Kenapa Bisa Terjadi? (Dan Kenapa Gen Z Lebih Rentan)
Ada banyak hal yang bisa memicu krisis identitas, dan sebagian besar sangat dekat dengan kehidupa Gen Z saat ini.
1. Hidup Berubah Cepat Banget
Pindah kota, lulus sekolah, masuk dunia kerja, patah hati, kehilangan orang, atau perubahan besar lain bisa bikin identitas lama terasa nggak relevan lagi.
Gen Z hidup di era yang semuanya serba cepat karier berubah, tren berubah, bahkan passion pun bisa berubah tiap tahun. Wajar kalau akhirnya muncul rasa goyah.
2. Tekanan Kanan-Kiri
Keluarga ingin kamu jadi ini, teman-teman jadi itu. Masyarakat punya standar tinggi soal karier, pasangan, sampai gaya hidup.
Banyak Gen Z akhirnya ngerasa harus memenuhi ekspektasi orang lain padahal dalam hati sebenarnya pengen hal yang beda. Batin pun auto ribut.
3. Media Sosial: Sumber Inspirasi sekaligus Pemicu Cemas
Lihat orang seumuran sudah sukses, punya bisnis, punya pasangan ideal, atau keliling dunia, sementara kamu masih bingung mau ambil jurusan apa, hal ini bikin kepala makin ramai.
Perbandingan sosial inilah yang bikin Gen Z lebih cepat meragukan diri sendiri.
4. Kegagalan yang Menyenggol Harga Diri
Nggak keterima kerja, gagal kuliah, hubungan nggak sesuai harapan, kadang satu kegagalan saja bisa bikin identitas yang selama ini dibangun ikut runtuh. Gen Z hidup di era kompetitif, jadi satu kegagalan saja rasanya perih.
5. Pertanyaan yang Sering Muncul
Gen Z dikenal paling “self-aware” tapi sekaligus paling sering mempertanyakan hidup: “Gue ini buat apa sih di dunia?”, “Apa yang benar-benar penting buat gue?”
Refleksi mendalam ini bagus, tapi kalau terlalu intens, bisa berubah jadi kebingungan identitas.

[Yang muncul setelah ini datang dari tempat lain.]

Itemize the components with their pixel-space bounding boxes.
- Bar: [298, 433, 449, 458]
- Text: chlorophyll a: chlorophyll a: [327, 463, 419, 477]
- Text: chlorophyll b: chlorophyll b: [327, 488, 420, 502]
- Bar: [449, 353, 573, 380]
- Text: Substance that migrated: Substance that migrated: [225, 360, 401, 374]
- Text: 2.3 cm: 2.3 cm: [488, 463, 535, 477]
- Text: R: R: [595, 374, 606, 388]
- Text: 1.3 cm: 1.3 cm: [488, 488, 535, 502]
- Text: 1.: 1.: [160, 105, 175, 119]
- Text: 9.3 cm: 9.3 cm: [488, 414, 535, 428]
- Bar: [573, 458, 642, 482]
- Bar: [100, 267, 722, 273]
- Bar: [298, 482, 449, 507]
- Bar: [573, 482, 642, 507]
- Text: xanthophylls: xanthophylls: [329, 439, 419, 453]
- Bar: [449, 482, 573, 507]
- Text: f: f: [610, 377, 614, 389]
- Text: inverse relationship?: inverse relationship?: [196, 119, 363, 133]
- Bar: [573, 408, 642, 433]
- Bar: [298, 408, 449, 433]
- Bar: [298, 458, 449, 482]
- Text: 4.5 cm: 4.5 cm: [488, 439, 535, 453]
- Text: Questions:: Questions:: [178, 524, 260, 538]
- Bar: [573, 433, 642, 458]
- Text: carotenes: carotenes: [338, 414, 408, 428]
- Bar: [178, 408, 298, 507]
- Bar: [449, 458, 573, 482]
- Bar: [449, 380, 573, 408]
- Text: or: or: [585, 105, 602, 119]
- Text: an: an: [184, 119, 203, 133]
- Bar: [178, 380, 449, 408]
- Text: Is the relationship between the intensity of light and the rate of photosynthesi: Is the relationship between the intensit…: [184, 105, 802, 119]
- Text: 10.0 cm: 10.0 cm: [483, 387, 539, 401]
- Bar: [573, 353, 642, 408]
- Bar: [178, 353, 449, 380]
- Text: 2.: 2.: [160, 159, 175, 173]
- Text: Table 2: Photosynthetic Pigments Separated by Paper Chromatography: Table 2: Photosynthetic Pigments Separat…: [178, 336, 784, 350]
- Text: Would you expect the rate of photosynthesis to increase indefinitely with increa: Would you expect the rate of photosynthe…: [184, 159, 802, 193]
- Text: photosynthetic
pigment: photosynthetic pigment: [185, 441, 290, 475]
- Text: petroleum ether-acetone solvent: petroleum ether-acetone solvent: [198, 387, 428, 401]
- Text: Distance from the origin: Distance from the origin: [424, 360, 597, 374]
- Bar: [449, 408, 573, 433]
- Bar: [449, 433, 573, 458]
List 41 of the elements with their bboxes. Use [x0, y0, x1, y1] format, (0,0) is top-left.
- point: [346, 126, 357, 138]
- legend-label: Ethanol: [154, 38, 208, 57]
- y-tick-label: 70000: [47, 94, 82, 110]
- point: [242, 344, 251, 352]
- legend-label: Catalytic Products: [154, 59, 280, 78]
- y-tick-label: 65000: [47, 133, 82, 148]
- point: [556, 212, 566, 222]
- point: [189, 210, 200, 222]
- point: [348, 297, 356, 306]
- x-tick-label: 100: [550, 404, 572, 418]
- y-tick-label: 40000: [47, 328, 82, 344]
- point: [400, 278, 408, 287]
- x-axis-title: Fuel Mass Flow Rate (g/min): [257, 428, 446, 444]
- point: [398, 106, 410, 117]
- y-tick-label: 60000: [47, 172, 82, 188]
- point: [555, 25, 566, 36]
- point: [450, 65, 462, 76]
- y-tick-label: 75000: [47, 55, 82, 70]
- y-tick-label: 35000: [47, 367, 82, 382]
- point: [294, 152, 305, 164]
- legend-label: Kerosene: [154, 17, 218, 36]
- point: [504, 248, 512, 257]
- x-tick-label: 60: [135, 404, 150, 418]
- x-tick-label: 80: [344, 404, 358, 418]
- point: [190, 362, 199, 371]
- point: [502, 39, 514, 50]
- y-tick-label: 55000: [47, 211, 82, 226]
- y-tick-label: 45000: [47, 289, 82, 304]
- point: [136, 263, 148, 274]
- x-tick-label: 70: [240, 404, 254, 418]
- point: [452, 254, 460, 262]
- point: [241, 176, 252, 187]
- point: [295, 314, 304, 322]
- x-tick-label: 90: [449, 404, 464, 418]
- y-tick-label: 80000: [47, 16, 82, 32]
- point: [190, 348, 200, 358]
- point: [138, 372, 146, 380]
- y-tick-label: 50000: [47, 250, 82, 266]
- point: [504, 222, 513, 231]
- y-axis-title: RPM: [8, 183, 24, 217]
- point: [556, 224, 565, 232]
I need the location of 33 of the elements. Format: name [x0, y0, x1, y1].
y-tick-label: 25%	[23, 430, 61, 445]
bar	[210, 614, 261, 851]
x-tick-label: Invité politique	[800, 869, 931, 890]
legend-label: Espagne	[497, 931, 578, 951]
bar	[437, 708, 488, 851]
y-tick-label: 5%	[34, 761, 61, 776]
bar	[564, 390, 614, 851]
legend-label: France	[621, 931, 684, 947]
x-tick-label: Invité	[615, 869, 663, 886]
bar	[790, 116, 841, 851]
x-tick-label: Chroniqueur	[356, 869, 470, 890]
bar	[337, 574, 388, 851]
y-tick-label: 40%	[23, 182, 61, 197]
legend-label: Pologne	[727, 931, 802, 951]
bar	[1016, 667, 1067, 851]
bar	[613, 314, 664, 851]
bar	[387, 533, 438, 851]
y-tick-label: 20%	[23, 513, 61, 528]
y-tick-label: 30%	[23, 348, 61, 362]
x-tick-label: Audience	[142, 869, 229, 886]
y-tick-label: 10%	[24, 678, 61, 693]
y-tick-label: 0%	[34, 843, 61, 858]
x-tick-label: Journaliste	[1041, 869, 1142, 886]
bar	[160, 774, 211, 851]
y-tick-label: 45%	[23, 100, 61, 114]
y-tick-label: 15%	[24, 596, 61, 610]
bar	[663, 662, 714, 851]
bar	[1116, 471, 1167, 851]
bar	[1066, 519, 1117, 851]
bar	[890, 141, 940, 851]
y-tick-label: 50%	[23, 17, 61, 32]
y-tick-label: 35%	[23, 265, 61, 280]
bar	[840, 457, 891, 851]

6. Fase Remaja yang Penuh Eksperimen
Gen Z yang masih di usia belasan atau awal 20-an memang lagi seneng-senangnya mencoba hal baru, gaya hidup, hobi, pandangan politik, sampai orientasi karier. Proses eksplorasi ini normal, tapi juga bikin kebingungan sementara.
Gimana Rasanya Mengalami Krisis Identitas?
Ada masa di hidup terutama buat Gen Z di mana semuanya terasa acak-acakan. Tiba-tiba gampang bingung soal diri sendiri, mood naik turun kayak roller coaster, dan hal kecil pun susah banget diputusin.
Di kepala, pertanyaan hidup terus muncul tanpa henti, bikin kamu merasa tersesat, kosong, atau nggak berarti.
Buat sebagian orang, fase ini lewat begitu cepat. Tapi buat yang lain, krisis identitas bisa jadi periode panjang yang berat, bikin mereka kehilangan arah dan butuh waktu lama buat nemuin pegangan lagi.
Cara Menghadapi Krisis Identitas (Tips yang Masih Masuk Akal Buat Gen Z)
1. Tentuin arah hidup versi kamu
Bukan versi keluarga. Bukan versi teman. Bukan versi influencer.
Pikirkan apa yang bikin kamu bahagia dan merasa hidupmu berarti. Begitu tujuan ketemu, kamu bisa bikin langkah-langkah kecil yang realistis.
2. Cari tau passion lewat eksplorasi simple
Nggak harus yang mahal atau heboh. Cukup coba hal baru: fotografi, cooking, volunteering, traveling kecil-kecilan, atau belajar skill online. Semakin banyak kamu mencoba, semakin jelas siapa kamu sebenarnya.
3. Coba meditasi atau mindfulness
Bukan cuma tren. Teknik ini beneran membantu otak berhenti rame dan bikin kamu lebih sadar apa yang sebenarnya kamu rasakan. Dengan pikiran lebih tenang, identitas diri jadi lebih mudah kamu pahami.